PyTorch Lightning — distributed as the lightning package on PyPI — is one of the most widely adopted training frameworks in the machine learning community. It provides a structured abstraction over raw PyTorch that accelerates model development across research and production workflows. The package receives approximately 11 million downloads per month, making it a high-value target for supply chain attacks: a brief window of malicious availability translates directly into a large pool of potentially compromised developer environments [1][10].

The attack followed a pattern that the security community has documented with increasing frequency across both traditional software ecosystems and AI-specific tooling. Rather than creating a lookalike typosquatting package — the technique that characterized earlier waves of supply chain poisoning on PyPI — the attacker obtained publishing credentials for the legitimate package and pushed malicious builds directly as new releases of the official lightning package. Evidence examined by Socket’s team points to compromise of the pl-ghost GitHub account, a service account used by the Lightning-AI project for automated PyPI publishing [1][9]. The Lightning-AI maintainers confirmed they were investigating how publishing credentials were obtained and audited surrounding releases for similar payloads [6].

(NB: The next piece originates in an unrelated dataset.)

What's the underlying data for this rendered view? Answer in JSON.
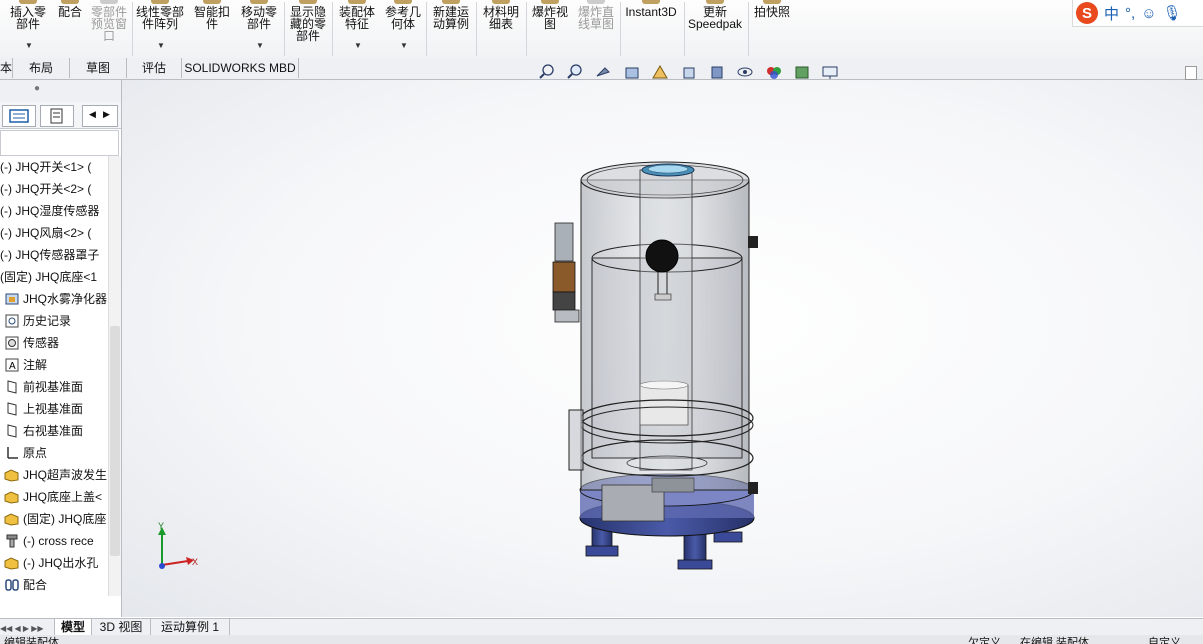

The infection executes entirely after a successful pip install lightning, without triggering any warning at install time. Conventional security guidance that instructs developers to inspect packages for suspicious setup.py or post-install scripts does not protect against this technique: the malicious payload is loaded as a hidden submodule triggered only when the developer’s code calls import lightning. This characteristic means the attack surface includes any developer who installed a vulnerable version and subsequently ran their training or experimentation code — a step that may occur hours, days, or weeks after installation, depending on how frequently an environment is used.

The campaign’s timing and target profile are consistent with deliberate targeting of the ML development community. ML practitioners in production engineering environments frequently operate in environments that concentrate the credential categories ShaiWorm targets: cloud compute credentials for GPU-backed training, GitHub tokens for dataset and checkpoint management, environment variable files containing API keys for model providers, and CI/CD platform tokens for automated training pipelines. Compromising any of these would provide the attacker with access to cloud infrastructure, intellectual property in the form of model weights and training data, and potentially a lateral movement path into the broader software projects where ML researchers contribute.


Security Analysis

Stage-by-Stage Execution Chain

ShaiWorm’s multi-stage architecture separates the initial delivery vehicle from the primary payload in a way that complicates both static detection and post-incident reconstruction. The malicious wheels contained a hidden _runtime directory absent from the legitimate 2.6.1 release. When the infected package is imported, a Python module within that directory immediately fetches Bun — a legitimate JavaScript runtime maintained by Oven — directly from GitHub releases as version 1.3.13 [2][3]. This use of a trusted, signed binary download as a staging mechanism appears calculated to evade network monitoring: tools that allowlist traffic to GitHub may not flag the initial retrieval, and endpoint security tools will encounter a legitimately signed runtime binary rather than recognizable malware.

Once Bun is in place, the _runtime module executes the primary JavaScript payload: router_runtime.js, a file of approximately 11.4 MB that Socket and Snyk describe as carrying double-layer obfuscation [1][3][8]. The outer layer employs a “javascript-obfuscator”-style encoding; the inner layer uses a custom routine named __decodeScrambled() that applies PBKDF2 with SHA-256 across 200,000 iterations against a hardcoded salt (ctf-scramble-v2) — a naming artifact that may indicate the obfuscation tooling was adapted from a CTF-context prototype, though this is speculative without additional context — followed by gzip decompression of base64-encoded string blobs. This level of obfuscation complexity is not consistent with automated tooling applied opportunistically; it reflects deliberate investment in detection evasion.

The credential harvesting phase targets a broad and prioritized set of credential categories. The payload invokes gh auth token to retrieve any GitHub CLI tokens, scans file system paths for .env files and npm configuration, queries AWS Instance Metadata Service (IMDS) endpoints to extract EC2 instance role credentials, reads Azure and GCP credential files from standard locations, and enumerates environment variables across numerous CI/CD platform formats including GitHub Actions, GitLab CI, CircleCI, and similar systems [1][2][3]. Browser credential extraction targets stored passwords and session cookies in Chrome, Firefox, and Brave profiles. Notably, the payload validates stolen credentials before exfiltration — it checks whether captured tokens are live rather than transmitting expired credentials — indicating that the payload was designed to prioritize high-fidelity, live credentials over raw data volume.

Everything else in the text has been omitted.